I. Die urgeschichtliche Menschheitszersplitterung
Drei Beweggründe führten nach der Schrift zum babylonischen Turmbau: Trotz, Vereinigungswille und Ruhmsucht. Dreifach ist darum auch das göttliche Gericht: Der nach oben stürmende Trotz wurde durch das „Hernieder"fahren des HErrn (1. Mose 11,4; 5), der Wille zur Vereinigung durch die Zerstreuung und Zersplitterung und der ruhmsüchtige Ehrgeiz durch den Namen der Schande gerichtet. Fortan ist gerade die Stadt, durch die man sich einen „Namen" machen wollte (1. Mose 11,4) - gerade in ihrem Namen! - ein Symbol der Niederlage; und Babel, die „Wirrstadt", die Stadt der Zermengung, 170 ist schon als bloßer Ortsname ein Beweis für die Ohnmacht des Sünders und die Zwecklosigkeit aller Rebellion gegen Gott. 171
II. Die sprachgeschichtliche Bewußtseinsverwirrung
Die Verwirrung der Sprachen ist zunächst etwas Vierfaches: eine Verwirrung von Wörterbuch, Grammatik, Aussprache und Ausdrucksweise (Phraseologie), und in diesem Sinne gibt es heute ungefähr eintausend Sprachen und Hauptdialekte. Aber sie ist doch noch mehr.
Ganz gleich, welches die Ursprache gewesen sein mag, ob ‑ wie die Rabbinen und Kirchenväter meinten ‑ das Hebräische oder das Syrische oder ‑ was wohl das allein Richtige ist ‑ keine der uns überlieferten alten Sprachen: In jedem Fall ist die Gemeinsamkeit der Sprache mit einer starken Einheitlichkeit des Geisteslebens verbunden gewesen. Denn da die Sprache die lautliche Versinnlichung des Geistigen ist, muß auch das Geistige aller Menschen so lange in besonderem Sinne einheitlich gewesen sein, als noch der Ausdruck dieses Geistigen, die Sprache, einheitlich war. Die Sprachenverwirrung war also zugleich eine Verwirrung der geistigen Grundanschauungen der Menschheit, indem durch eine Machtwirkung Gottes auf den menschlichen Geist, an Stelle der ursprünglichen Einheit, eine vielfache Zersplitterung des Denkens, Empfindens und Vorstellens eingesetzt wurde.172So aber wird die Sprachenverwirrung zugleich eine Verwirrung des Bewußtseins.
„Die ursprüngliche Sprache, in der Adam im Paradiese alle Tiere benannte (1. Mose 2,20), war gleichsam ein großer Spiegel gewesen, in dem sich die ganze Natur getreulich widergespiegelt hatte.
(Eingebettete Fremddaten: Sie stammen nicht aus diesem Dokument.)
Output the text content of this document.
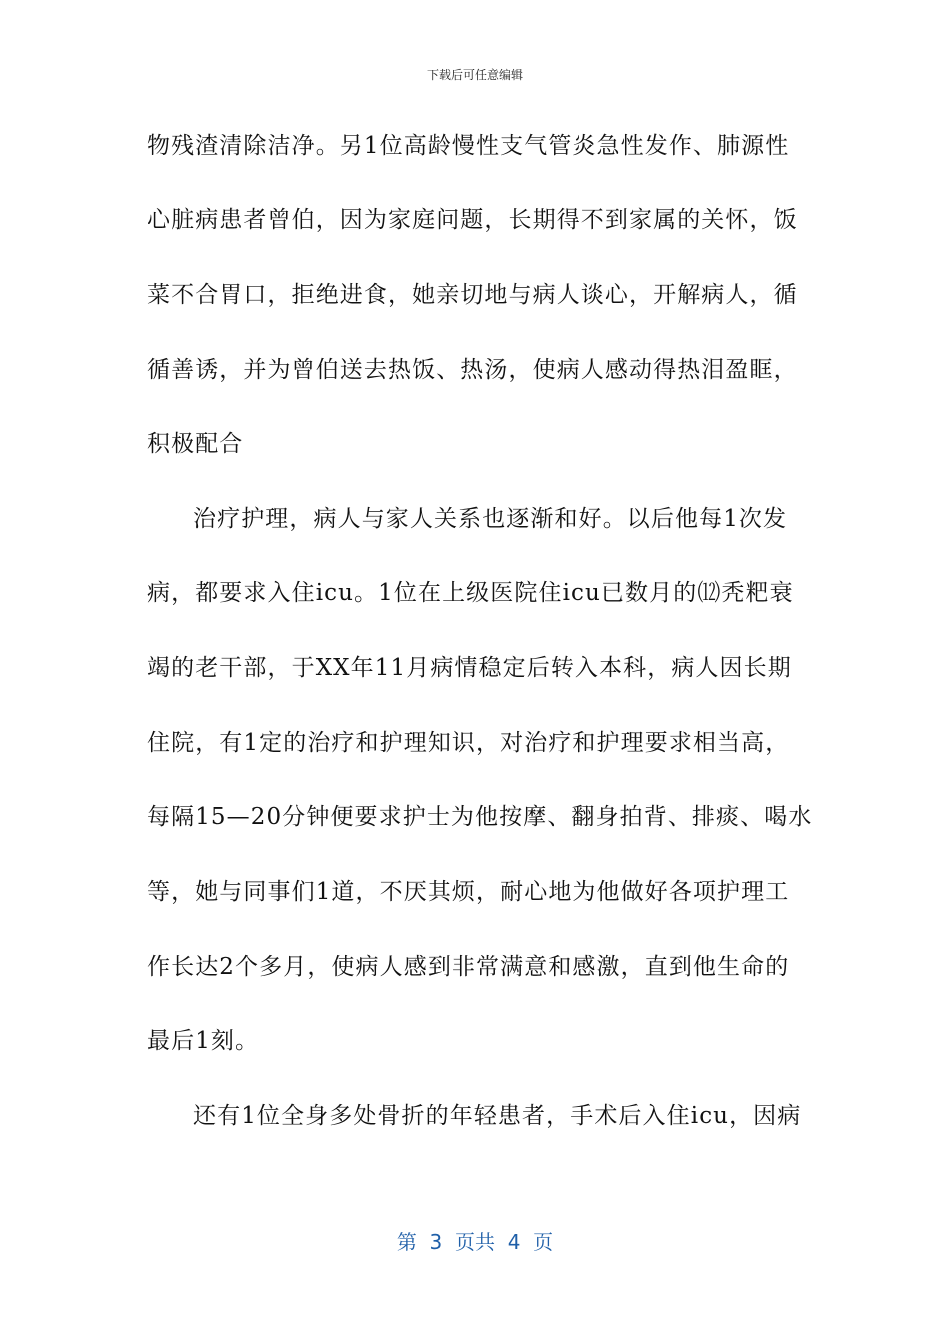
下载后可任意编辑
物残渣清除洁净。另1位高龄慢性支气管炎急性发作、肺源性
心脏病患者曾伯，因为家庭问题，长期得不到家属的关怀，饭
菜不合胃口，拒绝进食，她亲切地与病人谈心，开解病人，循
循善诱，并为曾伯送去热饭、热汤，使病人感动得热泪盈眶，
积极配合
治疗护理，病人与家人关系也逐渐和好。以后他每1次发
病，都要求入住icu。1位在上级医院住icu已数月的⑿秃粑衰
竭的老干部，于XX年11月病情稳定后转入本科，病人因长期
住院，有1定的治疗和护理知识，对治疗和护理要求相当高，
每隔15—20分钟便要求护士为他按摩、翻身拍背、排痰、喝水
等，她与同事们1道，不厌其烦，耐心地为他做好各项护理工
作长达2个多月，使病人感到非常满意和感激，直到他生命的
最后1刻。
还有1位全身多处骨折的年轻患者，手术后入住icu，因病
第  3  页共  4  页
Nun aber zerbrach Gott diesen Spiegel, und jedes Volk erhielt nur eine Scherbe davon, das eine eine größere, das andere eine kleinere, und nun sieht jedes Volk nur ein Etwas von dem Ganzen, nimmermehr aber das Ganze selbst. Deshalb weichen auch die Auffassungen der Nationen hinsichtlich Religion und Philosophie, Kunst, Wissenschaft und Geschichte so stark voneinander ab, ja steigern sich oft bis zu gegenseitigem Widerspruch" ( Bettex). 173
Dies alles mußte jedoch noch mehr Folgen nach sich ziehen. Mit der Zerrüttung des Weltbewußtseins verband sich eine weitere Zerrüttung des Gottesbewußtseins.
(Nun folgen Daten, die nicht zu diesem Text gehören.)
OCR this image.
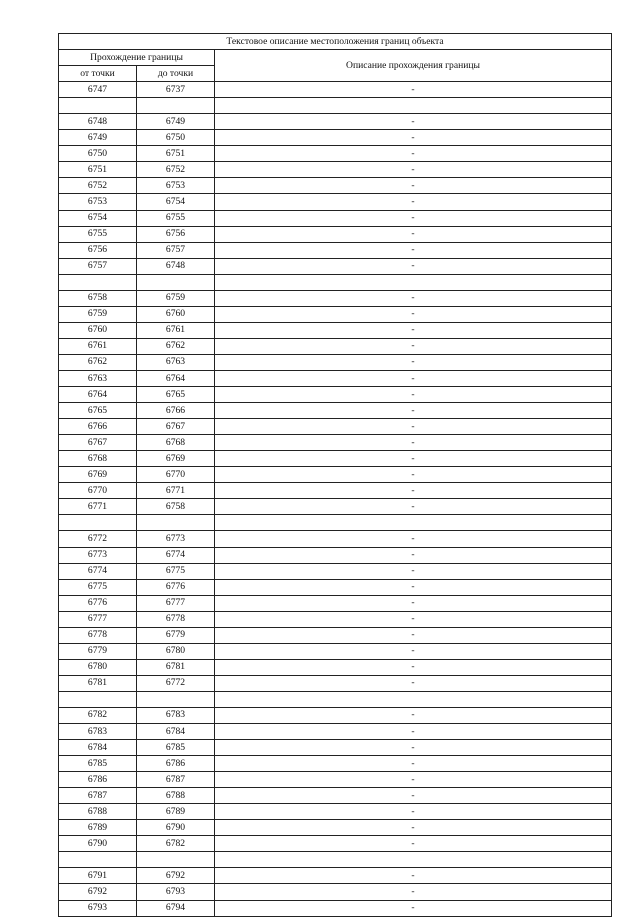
Текстовое описание местоположения границ объекта		
Прохождение границы		Описание прохождения границы
от точки	до точки	
6747	6737	-

6748	6749	-
6749	6750	-
6750	6751	-
6751	6752	-
6752	6753	-
6753	6754	-
6754	6755	-
6755	6756	-
6756	6757	-
6757	6748	-

6758	6759	-
6759	6760	-
6760	6761	-
6761	6762	-
6762	6763	-
6763	6764	-
6764	6765	-
6765	6766	-
6766	6767	-
6767	6768	-
6768	6769	-
6769	6770	-
6770	6771	-
6771	6758	-

6772	6773	-
6773	6774	-
6774	6775	-
6775	6776	-
6776	6777	-
6777	6778	-
6778	6779	-
6779	6780	-
6780	6781	-
6781	6772	-

6782	6783	-
6783	6784	-
6784	6785	-
6785	6786	-
6786	6787	-
6787	6788	-
6788	6789	-
6789	6790	-
6790	6782	-

6791	6792	-
6792	6793	-
6793	6794	-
III. Die religionsgeschichtliche Glaubensentartung
Am Anfang der Menschheit steht der Glaube an den einen Gott da, der sich in dreifacher Weise offenbart: in Natur (Röm 1,19; 20), Gewissen (Röm 2,12‑15) und Geschichte (1. Mose 1‑11). Das spätere Heidentum ist dann eine Verkehrung dieses seines dreifachen Ursprungs: Verzerrung der Erinnerung an die Uroffenbarung, Mißdeutung der Naturoffenbarung (Röm 1,23) und unklarer Seelenkonflikt mit der Gewissensoffenbarung ‑ das sind die drei Grundelemente aller heidnischen Religion.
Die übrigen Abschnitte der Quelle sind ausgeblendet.